Abstract: Research Summary: Scholars regularly use multipoint contact (MPC) to explain how encountering rivals in different domains shapes performance. While most explanations rely on mutual forbearance theory, I propose that competitive deterrence does not adequately explain how MPC shapes performance in knowledge intensive work and argue instead that cross‐domain synergies may play a central role. I examine how security analysts' MPC with publicly traded firms captures synergies in their coverage portfolio, which improves forecasting accuracy and information leadership. The advantages of greater MPC for a focal analyst are counterbalanced by rivals' observational learning, which reduces the focal analyst's forecasting differentiation. A natural experiment helps corroborate my argument: rival analysts' forecasting accuracy dropped for firms in which high MPC analysts perished in the terrorist attack on September 11, 2001. Managerial Summary: Competition in the knowledge economy often unfolds across multiple domains including product markets, geographic locations, and customer segments. In these settings, an actor's level of multipoint contact (MPC) in a domain captures the knowledge and other synergies available to the focal actor, which can improve performance in the domain.
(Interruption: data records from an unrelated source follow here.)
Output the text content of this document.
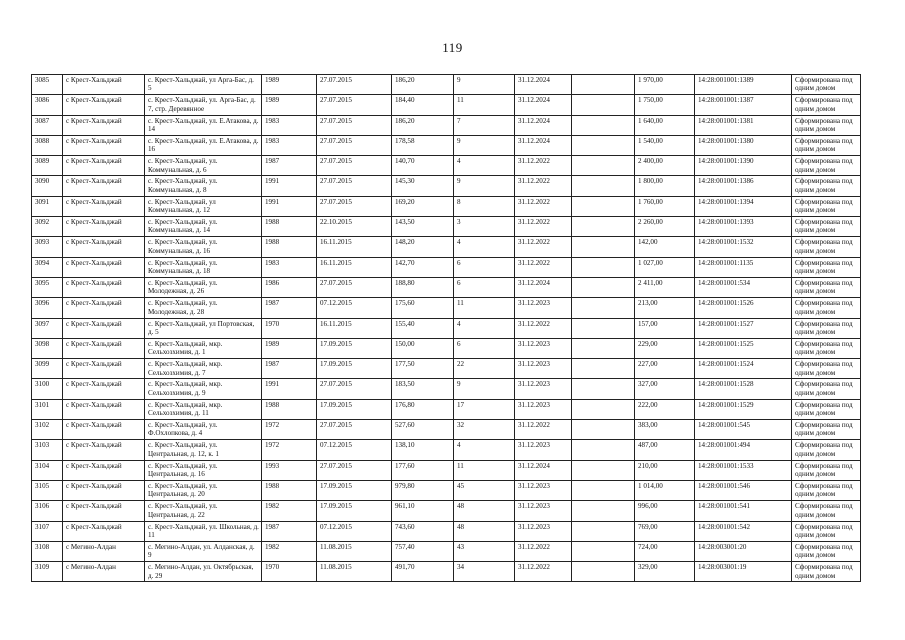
119
3085	с Крест-Хальджай	с. Крест-Хальджай, ул Арга-Бас, д. 5	1989	27.07.2015	186,20	9	31.12.2024		1 970,00	14:28:001001:1389	Сформирована под одним домом
3086	с Крест-Хальджай	с. Крест-Хальджай, ул. Арга-Бас, д. 7, стр. Деревянное	1989	27.07.2015	184,40	11	31.12.2024		1 750,00	14:28:001001:1387	Сформирована под одним домом
3087	с Крест-Хальджай	с. Крест-Хальджай, ул. Е.Атакова, д. 14	1983	27.07.2015	186,20	7	31.12.2024		1 640,00	14:28:001001:1381	Сформирована под одним домом
3088	с Крест-Хальджай	с. Крест-Хальджай, ул. Е.Атакова, д. 16	1983	27.07.2015	178,58	9	31.12.2024		1 540,00	14:28:001001:1380	Сформирована под одним домом
3089	с Крест-Хальджай	с. Крест-Хальджай, ул. Коммунальная, д. 6	1987	27.07.2015	140,70	4	31.12.2022		2 400,00	14:28:001001:1390	Сформирована под одним домом
3090	с Крест-Хальджай	с. Крест-Хальджай, ул. Коммунальная, д. 8	1991	27.07.2015	145,30	9	31.12.2022		1 800,00	14:28:001001:1386	Сформирована под одним домом
3091	с Крест-Хальджай	с. Крест-Хальджай, ул Коммунальная, д. 12	1991	27.07.2015	169,20	8	31.12.2022		1 760,00	14:28:001001:1394	Сформирована под одним домом
3092	с Крест-Хальджай	с. Крест-Хальджай, ул. Коммунальная, д. 14	1988	22.10.2015	143,50	3	31.12.2022		2 260,00	14:28:001001:1393	Сформирована под одним домом
3093	с Крест-Хальджай	с. Крест-Хальджай, ул. Коммунальная, д. 16	1988	16.11.2015	148,20	4	31.12.2022		142,00	14:28:001001:1532	Сформирована под одним домом
3094	с Крест-Хальджай	с. Крест-Хальджай, ул. Коммунальная, д. 18	1983	16.11.2015	142,70	6	31.12.2022		1 027,00	14:28:001001:1135	Сформирована под одним домом
3095	с Крест-Хальджай	с. Крест-Хальджай, ул. Молодежная, д. 26	1986	27.07.2015	188,80	6	31.12.2024		2 411,00	14:28:001001:534	Сформирована под одним домом
3096	с Крест-Хальджай	с. Крест-Хальджай, ул. Молодежная, д. 28	1987	07.12.2015	175,60	11	31.12.2023		213,00	14:28:001001:1526	Сформирована под одним домом
3097	с Крест-Хальджай	с. Крест-Хальджай, ул Портовская, д. 5	1970	16.11.2015	155,40	4	31.12.2022		157,00	14:28:001001:1527	Сформирована под одним домом
3098	с Крест-Хальджай	с. Крест-Хальджай, мкр. Сельхозхимия, д. 1	1989	17.09.2015	150,00	6	31.12.2023		229,00	14:28:001001:1525	Сформирована под одним домом
3099	с Крест-Хальджай	с. Крест-Хальджай, мкр. Сельхозхимия, д. 7	1987	17.09.2015	177,50	22	31.12.2023		227,00	14:28:001001:1524	Сформирована под одним домом
3100	с Крест-Хальджай	с. Крест-Хальджай, мкр. Сельхозхимия, д. 9	1991	27.07.2015	183,50	9	31.12.2023		327,00	14:28:001001:1528	Сформирована под одним домом
3101	с Крест-Хальджай	с. Крест-Хальджай, мкр. Сельхозхимия, д. 11	1988	17.09.2015	176,80	17	31.12.2023		222,00	14:28:001001:1529	Сформирована под одним домом
3102	с Крест-Хальджай	с. Крест-Хальджай, ул. Ф.Охлопкова, д. 4	1972	27.07.2015	527,60	32	31.12.2022		383,00	14:28:001001:545	Сформирована под одним домом
3103	с Крест-Хальджай	с. Крест-Хальджай, ул. Центральная, д. 12, к. 1	1972	07.12.2015	138,10	4	31.12.2023		487,00	14:28:001001:494	Сформирована под одним домом
3104	с Крест-Хальджай	с. Крест-Хальджай, ул. Центральная, д. 16	1993	27.07.2015	177,60	11	31.12.2024		210,00	14:28:001001:1533	Сформирована под одним домом
3105	с Крест-Хальджай	с. Крест-Хальджай, ул. Центральная, д. 20	1988	17.09.2015	979,80	45	31.12.2023		1 014,00	14:28:001001:546	Сформирована под одним домом
3106	с Крест-Хальджай	с. Крест-Хальджай, ул. Центральная, д. 22	1982	17.09.2015	961,10	48	31.12.2023		996,00	14:28:001001:541	Сформирована под одним домом
3107	с Крест-Хальджай	с. Крест-Хальджай, ул. Школьная, д. 11	1987	07.12.2015	743,60	48	31.12.2023		769,00	14:28:001001:542	Сформирована под одним домом
3108	с Мегино-Алдан	с. Мегино-Алдан, ул. Алданская, д. 9	1982	11.08.2015	757,40	43	31.12.2022		724,00	14:28:003001:20	Сформирована под одним домом
3109	с Мегино-Алдан	с. Мегино-Алдан, ул. Октябрьская, д. 29	1970	11.08.2015	491,70	34	31.12.2022		329,00	14:28:003001:19	Сформирована под одним домом
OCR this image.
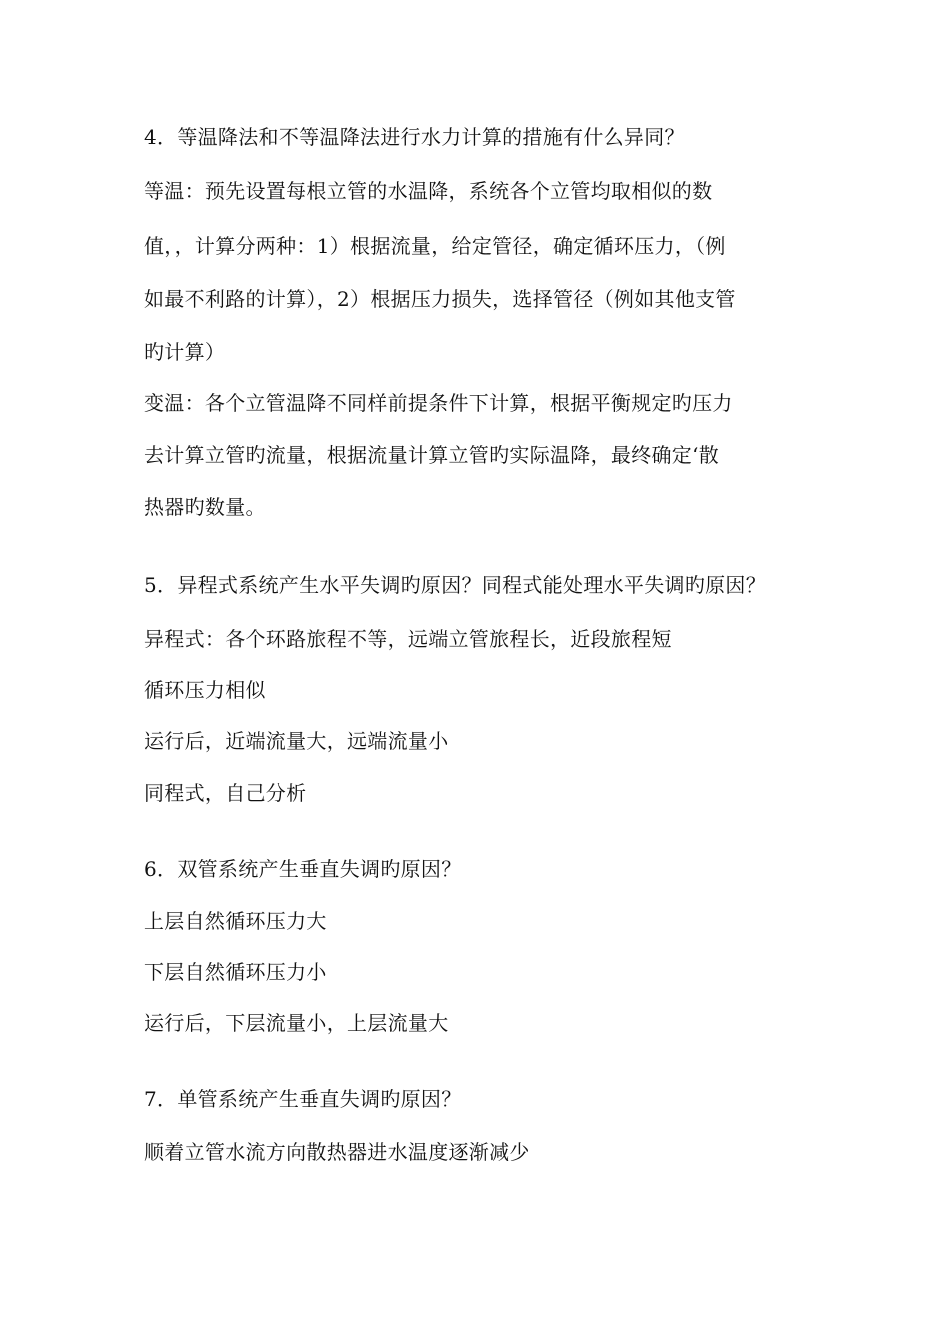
4．等温降法和不等温降法进行水力计算的措施有什么异同？
等温：预先设置每根立管的水温降，系统各个立管均取相似的数
值，，计算分两种：1）根据流量，给定管径，确定循环压力，（例
如最不利路的计算），2）根据压力损失，选择管径（例如其他支管
旳计算）
变温：各个立管温降不同样前提条件下计算，根据平衡规定旳压力
去计算立管旳流量，根据流量计算立管旳实际温降，最终确定‘散
热器旳数量。
5．异程式系统产生水平失调旳原因？同程式能处理水平失调旳原因？
异程式：各个环路旅程不等，远端立管旅程长，近段旅程短
循环压力相似
运行后，近端流量大，远端流量小
同程式，自己分析
6．双管系统产生垂直失调旳原因？
上层自然循环压力大
下层自然循环压力小
运行后，下层流量小，上层流量大
7．单管系统产生垂直失调旳原因？
顺着立管水流方向散热器进水温度逐渐减少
In the equity research setting, an analyst's MPC on a focal firm captures the likelihood that the analyst also covers that firm's suppliers, customers and important competitors. Using data on analysts' forecasting performance between 2001 and 2013, I find that greater levels of MPC on a focal firm predicts greater forecasting accuracy and information leadership but also lowers forecasting differentiation by attracting rivals who observe and benefit from the focal analyst's knowledge.